People watch as Muslims attend the noon prayer during an open day at Lakemba Mosque on October 31, 2015 in Sydney, Australia. Mosques held open days across the country to help foster better relations between Muslim and non-Muslim Australians. (Daniel Munoz/Getty Images)

"The insistence of senior government ministers that Muslim children sing the national anthem – an anthem that reflects a particular disputed view of history and celebrates particular ideological values," Badar said to hundreds of attendees at the conference called "Innocent Until Proven Muslim."

"Why should they be forced to sing it?" Badar continued.

The government “claims to afford freedom, but seeks to impose values and beliefs” on Muslims, the spokesman said, according to the news outlet The Australian.

Badar took particular issue with the phrase of the Australian citizenship oath: “whose democratic beliefs I share.”

“It’s not enough that you obey the law; no, you have to adopt our values,” the spokesman said.

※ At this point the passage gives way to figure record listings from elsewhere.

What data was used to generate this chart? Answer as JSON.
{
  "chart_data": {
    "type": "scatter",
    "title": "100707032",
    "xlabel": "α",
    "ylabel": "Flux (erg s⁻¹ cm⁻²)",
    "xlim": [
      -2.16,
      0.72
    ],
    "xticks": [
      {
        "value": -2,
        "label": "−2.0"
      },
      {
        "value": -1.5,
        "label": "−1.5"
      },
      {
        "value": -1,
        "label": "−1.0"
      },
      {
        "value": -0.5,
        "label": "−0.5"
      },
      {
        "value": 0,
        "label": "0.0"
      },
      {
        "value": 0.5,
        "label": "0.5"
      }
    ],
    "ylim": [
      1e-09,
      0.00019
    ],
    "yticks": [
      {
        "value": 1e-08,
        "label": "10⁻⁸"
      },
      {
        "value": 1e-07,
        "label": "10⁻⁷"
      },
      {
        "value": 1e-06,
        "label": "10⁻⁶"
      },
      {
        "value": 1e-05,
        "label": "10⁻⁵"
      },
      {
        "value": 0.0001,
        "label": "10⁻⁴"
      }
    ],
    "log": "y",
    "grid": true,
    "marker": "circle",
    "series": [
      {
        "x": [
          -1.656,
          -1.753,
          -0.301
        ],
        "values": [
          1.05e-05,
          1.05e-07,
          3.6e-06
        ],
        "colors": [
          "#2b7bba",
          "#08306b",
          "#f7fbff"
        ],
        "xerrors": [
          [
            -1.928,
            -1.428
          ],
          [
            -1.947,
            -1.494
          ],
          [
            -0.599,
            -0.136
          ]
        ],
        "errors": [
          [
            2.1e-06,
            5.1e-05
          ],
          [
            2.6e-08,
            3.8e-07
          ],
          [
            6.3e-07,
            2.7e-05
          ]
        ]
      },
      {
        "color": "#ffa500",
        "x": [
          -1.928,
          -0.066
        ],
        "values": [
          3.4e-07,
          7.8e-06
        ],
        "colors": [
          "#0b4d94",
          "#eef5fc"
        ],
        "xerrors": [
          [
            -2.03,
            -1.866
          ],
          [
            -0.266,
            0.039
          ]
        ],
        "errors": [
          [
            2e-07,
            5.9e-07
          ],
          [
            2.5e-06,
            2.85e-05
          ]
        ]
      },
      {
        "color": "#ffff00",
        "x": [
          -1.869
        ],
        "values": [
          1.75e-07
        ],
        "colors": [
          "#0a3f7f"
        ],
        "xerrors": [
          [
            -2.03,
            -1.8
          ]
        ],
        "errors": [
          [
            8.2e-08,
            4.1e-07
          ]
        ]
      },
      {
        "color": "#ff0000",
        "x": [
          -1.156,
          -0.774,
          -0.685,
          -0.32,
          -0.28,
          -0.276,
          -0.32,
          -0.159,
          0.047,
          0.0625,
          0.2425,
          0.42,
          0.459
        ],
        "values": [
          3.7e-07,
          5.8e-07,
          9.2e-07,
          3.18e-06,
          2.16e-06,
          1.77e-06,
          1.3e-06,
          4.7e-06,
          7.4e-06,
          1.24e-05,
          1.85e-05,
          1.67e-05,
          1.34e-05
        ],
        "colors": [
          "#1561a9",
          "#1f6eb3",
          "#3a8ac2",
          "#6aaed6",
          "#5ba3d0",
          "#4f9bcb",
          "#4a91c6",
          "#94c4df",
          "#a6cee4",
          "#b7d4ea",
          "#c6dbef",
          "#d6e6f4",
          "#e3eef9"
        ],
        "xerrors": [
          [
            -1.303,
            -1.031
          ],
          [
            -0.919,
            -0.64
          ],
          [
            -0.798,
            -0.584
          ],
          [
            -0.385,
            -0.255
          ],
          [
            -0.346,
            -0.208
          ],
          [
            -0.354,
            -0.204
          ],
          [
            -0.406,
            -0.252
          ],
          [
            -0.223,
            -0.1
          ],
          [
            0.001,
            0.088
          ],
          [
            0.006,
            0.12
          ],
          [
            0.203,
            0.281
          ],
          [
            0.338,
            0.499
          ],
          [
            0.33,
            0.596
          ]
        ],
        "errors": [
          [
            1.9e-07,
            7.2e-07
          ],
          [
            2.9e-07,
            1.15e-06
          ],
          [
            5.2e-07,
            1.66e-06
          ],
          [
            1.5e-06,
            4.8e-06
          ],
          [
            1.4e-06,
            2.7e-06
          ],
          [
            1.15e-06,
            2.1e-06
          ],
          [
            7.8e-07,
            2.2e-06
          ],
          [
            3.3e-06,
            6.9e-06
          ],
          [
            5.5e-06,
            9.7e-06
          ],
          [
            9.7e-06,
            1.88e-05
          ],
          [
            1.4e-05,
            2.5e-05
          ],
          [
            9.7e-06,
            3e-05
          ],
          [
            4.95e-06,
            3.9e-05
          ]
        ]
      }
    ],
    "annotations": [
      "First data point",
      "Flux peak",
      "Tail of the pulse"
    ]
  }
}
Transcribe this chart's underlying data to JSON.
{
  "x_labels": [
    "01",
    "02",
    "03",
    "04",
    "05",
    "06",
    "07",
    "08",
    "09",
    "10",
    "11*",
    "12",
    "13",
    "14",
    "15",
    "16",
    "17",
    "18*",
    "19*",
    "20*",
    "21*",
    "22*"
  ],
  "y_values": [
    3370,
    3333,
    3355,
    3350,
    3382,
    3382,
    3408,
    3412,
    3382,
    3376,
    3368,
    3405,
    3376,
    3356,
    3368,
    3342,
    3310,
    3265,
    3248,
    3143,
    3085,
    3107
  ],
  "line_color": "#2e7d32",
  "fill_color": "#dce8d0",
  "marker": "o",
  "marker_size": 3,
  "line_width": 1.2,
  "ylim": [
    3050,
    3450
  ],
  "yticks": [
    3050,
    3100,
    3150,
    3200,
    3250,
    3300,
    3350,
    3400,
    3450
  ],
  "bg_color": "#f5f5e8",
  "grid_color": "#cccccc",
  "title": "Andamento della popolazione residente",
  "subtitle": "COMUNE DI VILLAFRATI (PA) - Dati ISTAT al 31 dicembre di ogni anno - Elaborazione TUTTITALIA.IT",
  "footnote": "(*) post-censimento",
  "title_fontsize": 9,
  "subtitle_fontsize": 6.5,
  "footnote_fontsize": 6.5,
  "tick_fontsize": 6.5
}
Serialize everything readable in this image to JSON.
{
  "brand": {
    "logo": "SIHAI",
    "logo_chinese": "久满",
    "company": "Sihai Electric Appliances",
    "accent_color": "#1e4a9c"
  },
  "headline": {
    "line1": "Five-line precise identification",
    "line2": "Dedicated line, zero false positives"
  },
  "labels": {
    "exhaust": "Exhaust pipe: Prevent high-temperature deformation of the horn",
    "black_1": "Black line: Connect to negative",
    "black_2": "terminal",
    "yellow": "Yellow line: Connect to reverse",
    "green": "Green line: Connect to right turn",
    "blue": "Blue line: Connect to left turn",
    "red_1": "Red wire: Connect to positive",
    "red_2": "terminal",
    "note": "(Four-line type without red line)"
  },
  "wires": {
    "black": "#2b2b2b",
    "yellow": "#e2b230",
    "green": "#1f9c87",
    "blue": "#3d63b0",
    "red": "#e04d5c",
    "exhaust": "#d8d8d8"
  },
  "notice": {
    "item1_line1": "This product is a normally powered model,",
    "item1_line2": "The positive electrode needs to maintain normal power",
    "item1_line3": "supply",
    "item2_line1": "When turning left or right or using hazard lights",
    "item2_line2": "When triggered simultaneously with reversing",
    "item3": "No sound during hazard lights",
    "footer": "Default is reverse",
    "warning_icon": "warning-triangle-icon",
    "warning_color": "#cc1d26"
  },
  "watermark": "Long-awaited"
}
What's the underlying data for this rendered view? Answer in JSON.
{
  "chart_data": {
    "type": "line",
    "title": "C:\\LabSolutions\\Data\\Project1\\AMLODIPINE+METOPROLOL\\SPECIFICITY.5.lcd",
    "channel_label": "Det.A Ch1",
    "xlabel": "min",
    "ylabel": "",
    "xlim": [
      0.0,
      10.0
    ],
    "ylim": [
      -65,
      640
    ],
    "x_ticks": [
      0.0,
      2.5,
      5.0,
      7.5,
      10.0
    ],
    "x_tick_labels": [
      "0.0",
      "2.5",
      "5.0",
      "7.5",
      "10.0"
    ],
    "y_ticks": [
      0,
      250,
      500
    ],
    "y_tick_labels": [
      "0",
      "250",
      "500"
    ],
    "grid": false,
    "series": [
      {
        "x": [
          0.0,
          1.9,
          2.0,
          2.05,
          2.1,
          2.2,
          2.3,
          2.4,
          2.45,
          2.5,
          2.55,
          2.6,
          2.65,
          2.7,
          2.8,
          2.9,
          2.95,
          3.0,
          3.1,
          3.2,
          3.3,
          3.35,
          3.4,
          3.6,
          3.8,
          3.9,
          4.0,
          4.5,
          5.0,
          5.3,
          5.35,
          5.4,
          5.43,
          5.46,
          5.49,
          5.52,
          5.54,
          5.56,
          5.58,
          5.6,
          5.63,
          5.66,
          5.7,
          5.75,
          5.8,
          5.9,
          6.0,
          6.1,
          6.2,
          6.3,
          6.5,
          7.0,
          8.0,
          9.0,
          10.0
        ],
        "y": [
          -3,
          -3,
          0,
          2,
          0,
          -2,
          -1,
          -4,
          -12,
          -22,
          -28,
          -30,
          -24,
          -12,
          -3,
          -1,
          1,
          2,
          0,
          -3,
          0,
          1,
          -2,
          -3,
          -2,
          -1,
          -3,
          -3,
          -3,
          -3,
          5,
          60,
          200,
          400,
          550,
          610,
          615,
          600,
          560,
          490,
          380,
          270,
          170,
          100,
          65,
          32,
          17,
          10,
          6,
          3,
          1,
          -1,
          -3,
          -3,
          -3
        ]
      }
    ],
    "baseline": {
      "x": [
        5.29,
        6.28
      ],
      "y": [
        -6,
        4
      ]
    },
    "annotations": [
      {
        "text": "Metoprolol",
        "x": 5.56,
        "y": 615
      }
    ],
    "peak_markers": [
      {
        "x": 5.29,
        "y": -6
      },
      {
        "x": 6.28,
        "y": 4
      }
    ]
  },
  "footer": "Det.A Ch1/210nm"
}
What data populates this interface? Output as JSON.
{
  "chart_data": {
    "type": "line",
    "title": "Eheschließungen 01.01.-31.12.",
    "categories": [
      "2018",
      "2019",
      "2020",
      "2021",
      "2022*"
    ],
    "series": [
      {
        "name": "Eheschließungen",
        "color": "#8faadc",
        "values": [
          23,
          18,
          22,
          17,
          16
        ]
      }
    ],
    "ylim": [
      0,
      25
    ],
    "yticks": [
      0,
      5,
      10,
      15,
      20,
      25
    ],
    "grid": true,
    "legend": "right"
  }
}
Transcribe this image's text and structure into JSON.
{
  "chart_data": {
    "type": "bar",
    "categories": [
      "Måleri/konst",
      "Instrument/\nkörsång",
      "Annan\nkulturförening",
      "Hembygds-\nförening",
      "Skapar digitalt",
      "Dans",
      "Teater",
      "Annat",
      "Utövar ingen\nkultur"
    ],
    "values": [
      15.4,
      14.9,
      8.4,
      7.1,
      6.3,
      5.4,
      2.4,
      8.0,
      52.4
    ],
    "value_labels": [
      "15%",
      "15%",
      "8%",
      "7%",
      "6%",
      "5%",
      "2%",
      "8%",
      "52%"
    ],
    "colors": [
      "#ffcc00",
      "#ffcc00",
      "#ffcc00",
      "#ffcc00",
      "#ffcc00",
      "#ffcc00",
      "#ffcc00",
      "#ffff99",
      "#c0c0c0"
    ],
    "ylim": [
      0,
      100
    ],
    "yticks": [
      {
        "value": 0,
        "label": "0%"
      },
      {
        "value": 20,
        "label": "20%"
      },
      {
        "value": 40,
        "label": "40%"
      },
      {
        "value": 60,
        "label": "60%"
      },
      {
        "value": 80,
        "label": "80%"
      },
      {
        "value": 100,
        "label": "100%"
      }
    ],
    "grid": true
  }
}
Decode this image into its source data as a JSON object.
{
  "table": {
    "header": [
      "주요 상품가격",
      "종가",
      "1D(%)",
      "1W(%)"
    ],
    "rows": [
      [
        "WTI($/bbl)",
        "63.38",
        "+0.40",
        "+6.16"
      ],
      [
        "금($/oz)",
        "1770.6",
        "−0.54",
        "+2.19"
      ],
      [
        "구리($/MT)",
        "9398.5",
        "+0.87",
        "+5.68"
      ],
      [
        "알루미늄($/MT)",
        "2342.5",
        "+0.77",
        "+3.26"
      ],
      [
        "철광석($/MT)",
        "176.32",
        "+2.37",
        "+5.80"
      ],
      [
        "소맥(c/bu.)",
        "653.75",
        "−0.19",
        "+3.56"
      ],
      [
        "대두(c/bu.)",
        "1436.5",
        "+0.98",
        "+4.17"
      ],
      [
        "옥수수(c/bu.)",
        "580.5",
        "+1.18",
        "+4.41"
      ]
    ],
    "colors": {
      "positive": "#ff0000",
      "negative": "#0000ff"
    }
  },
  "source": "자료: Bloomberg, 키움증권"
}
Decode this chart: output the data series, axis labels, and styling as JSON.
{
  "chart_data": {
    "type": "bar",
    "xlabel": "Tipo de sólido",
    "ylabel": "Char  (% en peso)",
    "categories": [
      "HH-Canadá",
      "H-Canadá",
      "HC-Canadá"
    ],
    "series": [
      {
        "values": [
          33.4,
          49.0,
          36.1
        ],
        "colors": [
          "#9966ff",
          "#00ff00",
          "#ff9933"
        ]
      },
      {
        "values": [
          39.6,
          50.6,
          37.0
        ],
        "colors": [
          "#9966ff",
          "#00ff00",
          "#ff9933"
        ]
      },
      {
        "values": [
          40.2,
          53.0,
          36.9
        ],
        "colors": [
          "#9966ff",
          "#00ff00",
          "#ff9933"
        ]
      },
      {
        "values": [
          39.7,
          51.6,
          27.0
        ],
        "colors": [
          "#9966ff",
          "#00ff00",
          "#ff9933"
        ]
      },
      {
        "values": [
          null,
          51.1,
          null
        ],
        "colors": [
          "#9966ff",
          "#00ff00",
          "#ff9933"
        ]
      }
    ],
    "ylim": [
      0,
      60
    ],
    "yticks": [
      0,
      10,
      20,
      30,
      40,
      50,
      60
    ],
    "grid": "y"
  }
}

The principal of an Australian elementary school came under fire from politicians last week after excusing Muslim students from singing the anthem during a Shiite Muslim mourning period.

Badar said anti-radicalization efforts cloaked the hidden agenda of “making Muslims less Islamic, more Western, more secular.”

"It is nothing more than an agenda of forced assimilation justified by exaggerated fears of a security threat,” he said according to the Sydney Morning Herald.